Muslims React to New York Post's "Muslim Killers" Front Page After San Bernardino Shooting
"It's despicable," Robert McCaw, government affairs department manager for the Council on American-Islamic Relations' national chapter, told Mic of the New York Post's front page.
A version of the New York Post's cover on Thursday features "Muslim Killers" in giant letters, over an image of injured victims from the San Bernardino shooting, and it has ruffled more than a few feathers.
The subscribers' edition hard copy distributed early Thursday morning said "Murder Mission" before it was swiftly replaced with the controversial alternative for the second printing, which was distributed to newsstands.
"I think it's the lowest common denominator of fear-mongering to change their front page to 'Muslim Killers,'" McCaw added. "It endangers the Muslim community and it seeks to legitimize anti-Muslim hysteria."
"Muslims are no more responsible for yesterday's terrible events than Christians are for Planned Parenthood," McCaw said of the Friday attack on the reproductive health organization, which left three people dead.
Farhan Khan Virk, a Muslim social and political activist in Pakistan, told Mic the front page left him speechless.
"This is not the first time something like this has happened," Virk said. "They are always looking to us Muslims to justify ourselves and we just came out of the Paris tragedy, where we had to do the same thing."
McCaw explained the Paris attacks were responsible for a rise in violence and threats against Muslims in America and that CAIR has since received an unusually high number of American Muslims calling to report being targeted.
"The people who shot the victims are psychopaths," Virk said. "In the history of the U.S.A. there have been so many Christian shooters, but you never see a newspaper cover which says 'Christian Killers.' You are isolating the entire community."
The sentiment of recklessness was felt amongst certain swaths of America. Twitter users, such as Pat Frederickson, called the newspaper "irresponsible."

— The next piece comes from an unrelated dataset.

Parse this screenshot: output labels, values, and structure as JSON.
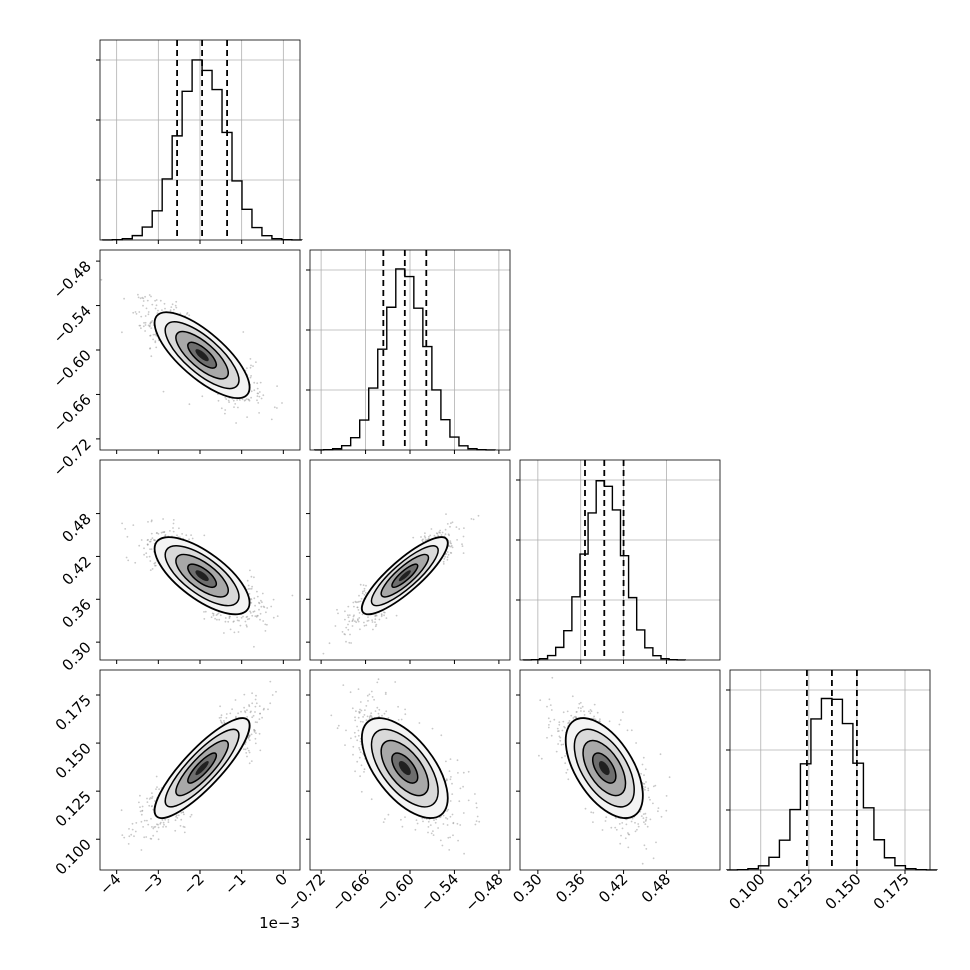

This is what ISIS would want. Virk believes this kind of Islamophobia plays into the hands of the Islamic State group, who want to create a clear divide between Muslims and the rest of the world.
"The Islamic State, they are operating on the same fascist principles as Hitler, saying Muslims are the superior race and telling them they are different from everyone else," Virk explained. "But that's what the media is doing, too — telling Americans Muslims are different."

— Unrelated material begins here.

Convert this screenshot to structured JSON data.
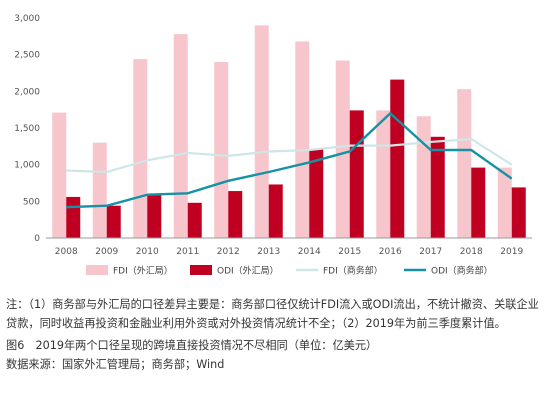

McCaw echoed Virk, saying the best way for America to protect itself against Islamic extremism is to pursue inclusivity rather than exclusion. "Becasue ISIS wants to separate Muslims from non-Muslims, the best way to stand up to terrorism is to stand together," he said.
The Pakistani activist expressed his sympathies and concerns for Muslim Americans, citing the shooting of a Moroccan cab driver on Thanksgiving in what appears to be an Islamophobic hate crime.
"The West must realize we need to live together," Virk said. "Muslims need to be integrated into the community as equals, they need to be respected, Otherwise nothing can be done to make a real change."